6.6.2 The Whistle Officer / Committee shall finalise and submit the report to the Ombudsperson within 45 days from the date of receipt of complaint from Ombudsperson.

6.7 On submission of report, the Whistle Officer /Committee shall discuss the matter with Ombudsperson who shall either:

(i) In case the Protected Disclosure is proved, accept the findings of the Whistle Officer /Committee and take such Disciplinary Action as he may think fit and take preventive measures to avoid reoccurrence of the matter;

(ii) In case Protected Disclosure is not proved, extinguish the matter;
OR
(i) Depending upon the seriousness of the matter, Ombudsperson may refer the matter to the Audit Committee for necessary action with its proposal. In case the Audit Committee thinks that the matter is too serious, it can further place the matter before the Board with its recommendations. The Board may decide the matter as it deems fit.
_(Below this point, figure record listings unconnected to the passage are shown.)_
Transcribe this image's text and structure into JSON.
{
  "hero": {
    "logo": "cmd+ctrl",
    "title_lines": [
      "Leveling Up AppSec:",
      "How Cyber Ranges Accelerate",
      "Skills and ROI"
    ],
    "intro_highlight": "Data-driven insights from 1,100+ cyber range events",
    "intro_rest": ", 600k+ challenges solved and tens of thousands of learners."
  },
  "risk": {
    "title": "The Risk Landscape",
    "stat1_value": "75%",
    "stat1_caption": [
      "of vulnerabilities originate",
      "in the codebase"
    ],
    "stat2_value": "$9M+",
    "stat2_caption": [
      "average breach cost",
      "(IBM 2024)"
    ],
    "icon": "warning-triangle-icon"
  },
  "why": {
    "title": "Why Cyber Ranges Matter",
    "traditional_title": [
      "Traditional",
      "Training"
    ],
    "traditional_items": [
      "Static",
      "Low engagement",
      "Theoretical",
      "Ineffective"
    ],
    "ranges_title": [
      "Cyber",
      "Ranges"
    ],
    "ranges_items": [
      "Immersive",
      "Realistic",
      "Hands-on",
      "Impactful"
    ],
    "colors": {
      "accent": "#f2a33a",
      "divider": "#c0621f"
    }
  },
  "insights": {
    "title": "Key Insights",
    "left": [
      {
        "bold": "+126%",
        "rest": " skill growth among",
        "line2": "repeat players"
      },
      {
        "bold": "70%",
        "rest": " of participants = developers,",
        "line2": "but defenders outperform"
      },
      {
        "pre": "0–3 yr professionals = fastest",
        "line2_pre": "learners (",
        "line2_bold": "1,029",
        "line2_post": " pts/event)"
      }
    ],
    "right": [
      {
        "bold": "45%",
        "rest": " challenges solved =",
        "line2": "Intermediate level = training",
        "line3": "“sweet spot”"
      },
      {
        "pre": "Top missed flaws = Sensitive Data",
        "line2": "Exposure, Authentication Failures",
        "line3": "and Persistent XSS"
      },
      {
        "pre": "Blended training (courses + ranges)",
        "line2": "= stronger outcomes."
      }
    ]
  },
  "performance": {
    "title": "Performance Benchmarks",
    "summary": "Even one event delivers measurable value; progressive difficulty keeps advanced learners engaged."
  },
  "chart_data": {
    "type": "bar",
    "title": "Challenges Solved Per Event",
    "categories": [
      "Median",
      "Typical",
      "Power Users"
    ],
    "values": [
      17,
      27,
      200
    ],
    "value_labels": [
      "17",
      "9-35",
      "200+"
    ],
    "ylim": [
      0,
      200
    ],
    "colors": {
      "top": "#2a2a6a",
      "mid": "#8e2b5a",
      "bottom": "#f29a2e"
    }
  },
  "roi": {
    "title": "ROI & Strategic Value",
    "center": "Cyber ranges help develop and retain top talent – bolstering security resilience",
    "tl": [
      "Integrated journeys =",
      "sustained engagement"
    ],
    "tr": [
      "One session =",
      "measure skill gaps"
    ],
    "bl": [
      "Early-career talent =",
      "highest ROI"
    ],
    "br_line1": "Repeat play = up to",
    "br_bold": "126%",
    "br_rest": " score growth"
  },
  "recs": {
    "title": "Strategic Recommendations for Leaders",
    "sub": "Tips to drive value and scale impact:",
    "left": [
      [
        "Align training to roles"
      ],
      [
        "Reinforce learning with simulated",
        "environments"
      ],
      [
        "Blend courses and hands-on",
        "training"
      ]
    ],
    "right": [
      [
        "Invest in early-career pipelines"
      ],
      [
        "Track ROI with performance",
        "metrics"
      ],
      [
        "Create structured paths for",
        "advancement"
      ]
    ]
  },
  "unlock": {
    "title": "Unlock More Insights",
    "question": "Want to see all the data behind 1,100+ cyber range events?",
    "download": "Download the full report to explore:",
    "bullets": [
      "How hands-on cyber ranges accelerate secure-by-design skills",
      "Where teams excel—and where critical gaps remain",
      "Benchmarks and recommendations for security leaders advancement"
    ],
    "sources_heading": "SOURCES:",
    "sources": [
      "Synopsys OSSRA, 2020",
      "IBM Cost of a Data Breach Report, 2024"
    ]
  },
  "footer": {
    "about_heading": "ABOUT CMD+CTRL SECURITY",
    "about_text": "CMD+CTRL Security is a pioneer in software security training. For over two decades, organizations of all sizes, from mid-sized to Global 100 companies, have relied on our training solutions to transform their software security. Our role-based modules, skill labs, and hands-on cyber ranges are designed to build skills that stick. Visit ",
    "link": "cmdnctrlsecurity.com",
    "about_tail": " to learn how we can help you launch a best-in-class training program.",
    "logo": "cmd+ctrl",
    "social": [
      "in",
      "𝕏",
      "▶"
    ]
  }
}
6.8 In exceptional cases, where the Whistle Blower is not satisfied with the outcome of the investigation and the decision, he or she can make a direct appeal to the Chairman of the Audit Committee. The Whistle Blower may also directly approach to the Chairperson of the Audit Committee to raise his/her concern and in turn the Chairperson may refer the matter to the Ombudsperson / Committee for investigation.

  1. PROTECTION

7.1 No unfair treatment will be meted out to a Whistle Blower by virtue of His/her having reported a Protected Disclosure under this Policy. The Company as a policy condemns any kind of discrimination, harassment, victimization or any other unfair employment practice being adopted against Whistle Blower. Complete protection will, therefore, be given to Whistle Blower against any unfair practice like retaliation, threat or intimidation of termination/suspension of service, disciplinary action, transfer, demotion refusal of promotion, discrimination, any type of harassment, biased behaviour or the like including any direct or indirect use of authority to obstruct the Whistle Blower’s right to continue to perform his duties/functions including making further Protected Disclosure. Thus, if the Whistle Blower is required to give evidence in criminal or disciplinary proceeding, the Company will arrange for the Whistle Blower to receive advice about the procedure, etc.

7.2 The identity of the Whistle Blower shall be kept confidential.

7.3 Any other Employee assisting in the said investigation or furnishing evidence shall also be protected to the same extent as the Whistle Blower.

  1. SECRECY/CONFIDENTIALITY

8.1 The Whistle Blower, the Subject, the Whistle Officer and everyone involved in the process shall:

a. Maintain complete confidentiality/ secrecy of the matter;
b. Not discuss the matter in any informal/social gatherings/meetings;
c. Discuss only to the extent or with the persons required for the purpose of completing the process and investigations;
d. Not keep the papers unattended anywhere at any time;
e. Keep the electronic mails/files under password

8.2 If anyone is found not complying with the above, he/she shall be held liable for such disciplinary action as is considered fit.

  1. REPORTING:

A quarterly report with number of complaints received under the policy and their outcome shall be placed before the Audit Committee and the Board. In case, no such complaint is received during the quarter and no previous complaints are pending for disposal, then such reporting is not required.

  1. AMENDMENT

This policy shall be amended from time to time keeping in view to the regulatory amendment in consultation with the Managing Director. In other circumstances, the Board of Directors shall amend the Policy.